Stroke is the second leading cause of death worldwide. It is the area of focus of Dr. Michael Tymianski, the principal investigator of the Neuroprotection Laboratory at the Krembil Research Institute and the discoverer of NA-1, a promising drug for treating stroke. Over the past 15 years, Dr. Tymianski and his team have worked diligently to bring NA-1 to the point where it is now being evaluated in humans in Phase 3 clinical trials. Venturing into a realm where every other pharmaceutical company has failed, Dr. Tymianski’s team hopes that NA-1 will be proven to combat damage induced by stroke to the brain—an achievement that would place NA-1 among the most meaningful contributions to modern medicine.

The young Mike Tymianski started university when he was only 16. His interest in medicine led him to become the first medical doctor (MD) in his family. During his third year of medical school, he became fascinated by neurosurgery.
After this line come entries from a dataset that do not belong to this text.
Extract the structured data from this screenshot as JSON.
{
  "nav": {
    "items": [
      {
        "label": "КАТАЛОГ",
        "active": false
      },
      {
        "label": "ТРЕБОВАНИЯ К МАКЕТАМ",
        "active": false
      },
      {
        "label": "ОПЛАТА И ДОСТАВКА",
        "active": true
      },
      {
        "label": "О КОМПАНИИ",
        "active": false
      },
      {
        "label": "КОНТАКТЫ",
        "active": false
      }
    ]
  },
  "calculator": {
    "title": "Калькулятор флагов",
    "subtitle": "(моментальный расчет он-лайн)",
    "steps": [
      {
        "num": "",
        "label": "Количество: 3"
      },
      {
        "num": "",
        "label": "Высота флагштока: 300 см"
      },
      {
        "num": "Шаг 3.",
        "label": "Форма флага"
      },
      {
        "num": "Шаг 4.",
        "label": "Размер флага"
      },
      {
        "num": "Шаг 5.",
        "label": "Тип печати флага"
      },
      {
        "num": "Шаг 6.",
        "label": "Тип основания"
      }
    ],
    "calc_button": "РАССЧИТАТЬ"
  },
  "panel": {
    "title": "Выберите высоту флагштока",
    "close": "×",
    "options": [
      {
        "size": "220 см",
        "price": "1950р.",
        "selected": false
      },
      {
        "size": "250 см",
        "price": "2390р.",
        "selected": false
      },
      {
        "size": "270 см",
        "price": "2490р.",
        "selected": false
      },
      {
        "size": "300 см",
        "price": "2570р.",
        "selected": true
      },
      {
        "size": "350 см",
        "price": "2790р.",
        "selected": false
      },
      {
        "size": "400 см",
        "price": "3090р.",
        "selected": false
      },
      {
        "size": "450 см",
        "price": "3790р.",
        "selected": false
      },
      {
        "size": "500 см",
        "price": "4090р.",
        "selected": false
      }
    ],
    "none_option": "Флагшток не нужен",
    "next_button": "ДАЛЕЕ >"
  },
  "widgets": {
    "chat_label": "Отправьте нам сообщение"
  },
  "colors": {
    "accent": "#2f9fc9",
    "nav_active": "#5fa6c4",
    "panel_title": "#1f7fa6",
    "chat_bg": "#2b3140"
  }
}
He recalls that at the time when there were many advances in heart and cancer research, the brain was a “tabula rasa.”

“All the discoveries were yet to be made,” Dr. Tymianski says. “There were so many diseases of the brain we could do so little about.” He wanted to do something good with his time that could help people, and neurosurgery met his ambitions. During his residency in neurosurgery, Dr. Tymianski took a break to pursue a PhD under the supervision of Dr. Charles Tator, another neurosurgeon and world-leader in spinal cord research. Dr. Tymianski didn’t know it at the time, but this would be the first step to discovering NA-1.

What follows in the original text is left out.